Volume Impor Besar, Biaya Besar
Jika jumlah 3,5  juta ton terealisasi hingga akhir desember 2023, makan pemerintahan Jokowi sedang mencetak rekor tertinggi importasi beras sejak periode  awal pemerintahannya, melampaui volume impor pada  2018 sebesar 2,252 juta ton.
Bahkan jumlah ini mengungguli volume impor pada masa pemerintahan Presiden Soesilo Bambang Yudoyono  pada 2011 sebesar 2,7 juta ton.
Pada sisi  lain kebijakan ini menelan akan biaya besar jika terealisasi.  Dengan acuan harga saat penugasan impor di akhir  Desember 2022 sebesar Rp8.800/kg, maka nilai impor 3,5 juta ton akan membutuhkan total biaya sebesar Rp30,800 triliun.
Bina Desa dan JAPPA juga mengingatkan impor beras ini mengingkari tekad  Presiden Joko Widodo sendiri sejak periode pertama pemerintahannya  untuk memutus ketergantungan pangan dari negara-negara lain.  Pemerintah bertekad  swasembada setidaknya untuk tiga komoditas utama, yakni padi, jagung dan kedelai (Pajale).
Jalan ke arah swasembada pada praktiknya tidak mudah.  Program Upsus (Upaya Khusus) Pajale yang ditarget dapat dicapai dalam rentang tiga tahun di periode awal kepemimpinannya antara 2014-2019 terbukti tidak meninggalkan jejak.  Impor ketiga  komoditas tersebut masih terus berlangsung, bahkan cenderung meningkat hingga sekarang.

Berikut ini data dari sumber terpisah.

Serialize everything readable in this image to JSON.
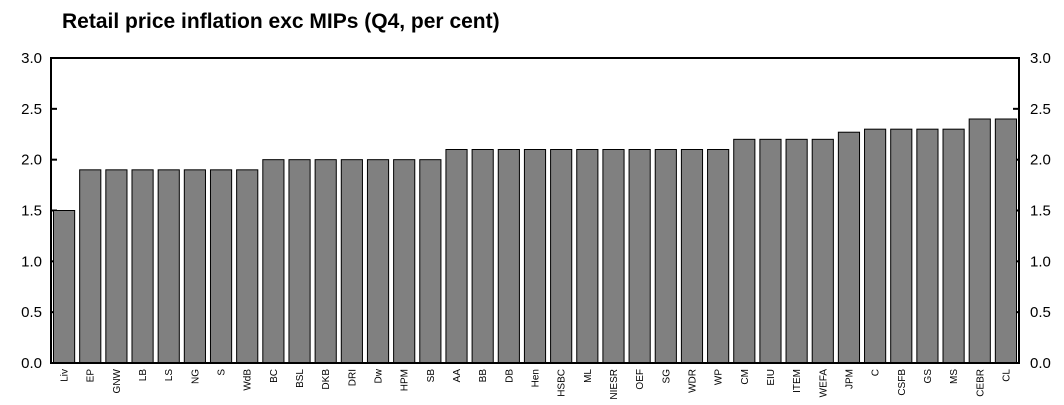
{
  "chart_data": {
    "type": "bar",
    "title": "Retail price inflation exc MIPs (Q4, per cent)",
    "xlabel": "",
    "ylabel": "",
    "ylim": [
      0,
      3.0
    ],
    "y_ticks": [
      "0.0",
      "0.5",
      "1.0",
      "1.5",
      "2.0",
      "2.5",
      "3.0"
    ],
    "right_axis_mirrored": true,
    "grid": false,
    "legend": "none",
    "categories": [
      "Liv",
      "EP",
      "GNW",
      "LB",
      "LS",
      "NG",
      "S",
      "WdB",
      "BC",
      "BSL",
      "DKB",
      "DRI",
      "Dw",
      "HPM",
      "SB",
      "AA",
      "BB",
      "DB",
      "Hen",
      "HSBC",
      "ML",
      "NIESR",
      "OEF",
      "SG",
      "WDR",
      "WP",
      "CM",
      "EIU",
      "ITEM",
      "WEFA",
      "JPM",
      "C",
      "CSFB",
      "GS",
      "MS",
      "CEBR",
      "CL"
    ],
    "values": [
      1.5,
      1.9,
      1.9,
      1.9,
      1.9,
      1.9,
      1.9,
      1.9,
      2.0,
      2.0,
      2.0,
      2.0,
      2.0,
      2.0,
      2.0,
      2.1,
      2.1,
      2.1,
      2.1,
      2.1,
      2.1,
      2.1,
      2.1,
      2.1,
      2.1,
      2.1,
      2.2,
      2.2,
      2.2,
      2.2,
      2.27,
      2.3,
      2.3,
      2.3,
      2.3,
      2.4,
      2.4
    ],
    "colors": {
      "bar_fill": "#808080",
      "bar_stroke": "#000000",
      "axis": "#000000"
    }
  }
}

Laporan tersebut menyampaikan pada level hulu ragam kebijakan infrastruktur sektor pertanian serta proyek strategis nasional seperti food estate  dengan mengundang  investasi korporasi pertanian dan melibatkan intervensi oleh kementerian pertahanan, terbukti tidak mampu berbuat banyak untuk menyumbang pertumbuhan dan pengelolaan pertanian dan pangan secara lebih baik.
Perlu Keberadaan Data Tunggal
Parameter lain yang harus diperhatikan melakukan impor beras adalah belum tersedianya data tunggal yang dapat dijadikan rujukan utama oleh negara.  Data tunggal yang belum tersedia meliputi  jumlah produksi dan konsumsi beras dan pangan lain yang bersifat final dan terbarui untuk seluruh wilayah di Indonesia.
Jadi meski telah berulang kali melakukan impor, namun sebagian besar angka impor tersebut cenderung didasarkan pada data perkiraan, yang acap kali berbeda dan tumpang tindih antara data yang dimiliki oleh Badan Pusat Statistik, Kementerian  Pertanian, Kementerian Perdagangan dan lain-lain.
Padahal di saat yang sama gelontoran produk impor dapat dengan cepat mempengaruhi proses pembentukan harga di tingkat pasar. Â Selanjutnya dapat berujung pada jatuhnya harga gabah di tingkat petani. Jika sudah demikian maka petanilah yang akan menjadi pihak paling dirugikan.